Schiavi, empujado a los micrófonos por su cargo, no vacila en atribuirle al maquinista la certeza de que fallaron los frenos. No se ganará la vida como comunicador cuando abandone su puesto. Con una calma impostada que ni él mismo se cree, atribuye la cantidad de víctimas a esa costumbre tan argentina de acercarse a las puertas de salida cuando el tren ingresa al andén.
Desde la empresa de los Cirigliano apuntan coincidentemente al error humano y niegan toda posibilidad de fallas mecánicas. Parados en el sector opuesto, los dirigentes de La Fraternidad sacan a relucir el pésimo estado de los trenes y la falta de inversión del concesionario. El maquinista no tiene responsabilidad alguna.

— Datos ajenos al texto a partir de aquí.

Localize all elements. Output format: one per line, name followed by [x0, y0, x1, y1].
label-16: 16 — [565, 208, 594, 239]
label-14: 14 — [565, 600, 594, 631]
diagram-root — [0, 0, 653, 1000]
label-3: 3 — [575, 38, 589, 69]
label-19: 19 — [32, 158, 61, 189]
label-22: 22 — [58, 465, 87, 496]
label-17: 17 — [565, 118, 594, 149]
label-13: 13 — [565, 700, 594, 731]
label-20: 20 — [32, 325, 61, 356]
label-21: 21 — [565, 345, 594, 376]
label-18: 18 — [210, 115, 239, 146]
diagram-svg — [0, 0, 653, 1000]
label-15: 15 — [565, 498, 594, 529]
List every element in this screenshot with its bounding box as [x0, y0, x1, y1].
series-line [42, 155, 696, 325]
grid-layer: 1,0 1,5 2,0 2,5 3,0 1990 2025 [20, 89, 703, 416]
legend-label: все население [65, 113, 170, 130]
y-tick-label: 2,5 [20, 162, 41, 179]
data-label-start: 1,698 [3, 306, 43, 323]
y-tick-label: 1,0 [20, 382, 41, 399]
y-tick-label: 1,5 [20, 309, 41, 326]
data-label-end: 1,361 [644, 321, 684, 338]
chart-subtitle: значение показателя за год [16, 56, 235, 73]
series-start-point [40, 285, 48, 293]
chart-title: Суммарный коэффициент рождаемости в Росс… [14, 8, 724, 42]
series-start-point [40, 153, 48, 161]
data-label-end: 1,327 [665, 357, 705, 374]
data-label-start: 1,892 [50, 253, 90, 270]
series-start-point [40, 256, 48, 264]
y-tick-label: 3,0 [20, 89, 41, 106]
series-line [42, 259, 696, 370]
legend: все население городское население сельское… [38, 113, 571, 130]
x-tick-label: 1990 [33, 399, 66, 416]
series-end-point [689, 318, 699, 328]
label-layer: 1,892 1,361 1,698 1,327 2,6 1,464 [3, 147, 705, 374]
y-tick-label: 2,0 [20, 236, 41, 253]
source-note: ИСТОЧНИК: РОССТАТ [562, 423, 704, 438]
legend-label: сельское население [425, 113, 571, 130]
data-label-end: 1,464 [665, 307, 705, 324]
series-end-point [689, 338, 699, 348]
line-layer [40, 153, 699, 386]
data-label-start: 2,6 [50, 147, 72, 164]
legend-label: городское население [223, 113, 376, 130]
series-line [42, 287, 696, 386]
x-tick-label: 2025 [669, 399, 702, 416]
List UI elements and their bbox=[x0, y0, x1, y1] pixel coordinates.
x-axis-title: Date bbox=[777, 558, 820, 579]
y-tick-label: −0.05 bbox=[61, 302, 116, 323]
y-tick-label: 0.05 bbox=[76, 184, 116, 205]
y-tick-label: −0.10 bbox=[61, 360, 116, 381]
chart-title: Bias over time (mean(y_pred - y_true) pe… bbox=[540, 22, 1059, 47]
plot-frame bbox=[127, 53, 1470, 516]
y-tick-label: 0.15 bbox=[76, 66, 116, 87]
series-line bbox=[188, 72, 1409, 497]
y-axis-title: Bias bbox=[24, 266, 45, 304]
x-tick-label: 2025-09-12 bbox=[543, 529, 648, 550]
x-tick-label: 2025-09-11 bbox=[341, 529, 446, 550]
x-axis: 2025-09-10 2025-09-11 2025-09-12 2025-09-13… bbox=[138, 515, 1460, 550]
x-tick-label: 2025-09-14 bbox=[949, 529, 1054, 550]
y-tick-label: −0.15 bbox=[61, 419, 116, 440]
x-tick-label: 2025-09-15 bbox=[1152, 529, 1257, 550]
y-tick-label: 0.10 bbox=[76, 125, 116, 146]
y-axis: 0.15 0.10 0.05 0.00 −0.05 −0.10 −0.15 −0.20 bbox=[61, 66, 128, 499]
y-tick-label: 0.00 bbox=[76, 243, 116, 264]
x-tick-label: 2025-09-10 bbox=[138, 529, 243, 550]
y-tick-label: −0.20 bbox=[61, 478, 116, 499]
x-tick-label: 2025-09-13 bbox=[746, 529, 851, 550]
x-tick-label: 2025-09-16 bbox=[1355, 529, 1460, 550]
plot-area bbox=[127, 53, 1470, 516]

Los medios opositores, que por si hace falta repetirlo no inventaron el accidente, cargan las tintas sobre el fracaso evidente del modelo ferroviario. Los oficialistas primero aguardan instrucciones y más tarde, con la escasa convicción que les da la imposibilidad de culpar a sus enemigos, ofrecen sus tribunas a los pocos funcionarios que se animan a dar la cara.
Abal Medina aparece por allí, pero lejos de defender el modelo, parece quejarse de la mala suerte que representa que el tren no haya frenado justo ahora que los subsidios comienzan a trasladarse de las empresas a los usuarios. Intenta, y ni siquiera consigue la complicidad de los panelistas de 678, establecer diferencias entre los trenes que vienen del norte y los que llegan del sur.
El SAME, que en un primer momento gana un aura de eficiencia casi heroica, descubre casi dos días después que ha quedado un chico muerto entre dos vagones. Garré se encargará de hacer notar que viajaba en un lugar prohibido.
La Presidenta no apareció. ¿Qué podría haber dicho? No era el momento para explicar por qué el Gobierno eligió el camino de los subsidios caros y los boletos baratos. No era tampoco el momento de hablar de frenos, maquinistas y culpas. Pero quizás debió advertir que no tiene a nadie a su alrededor con la credibilidad necesaria para llevar contención y tranquilidad a los argentinos. Y entonces sí transmitir su dolor y llevar su consuelo a un pueblo que siempre ha sido conmovedoramente empático con ella.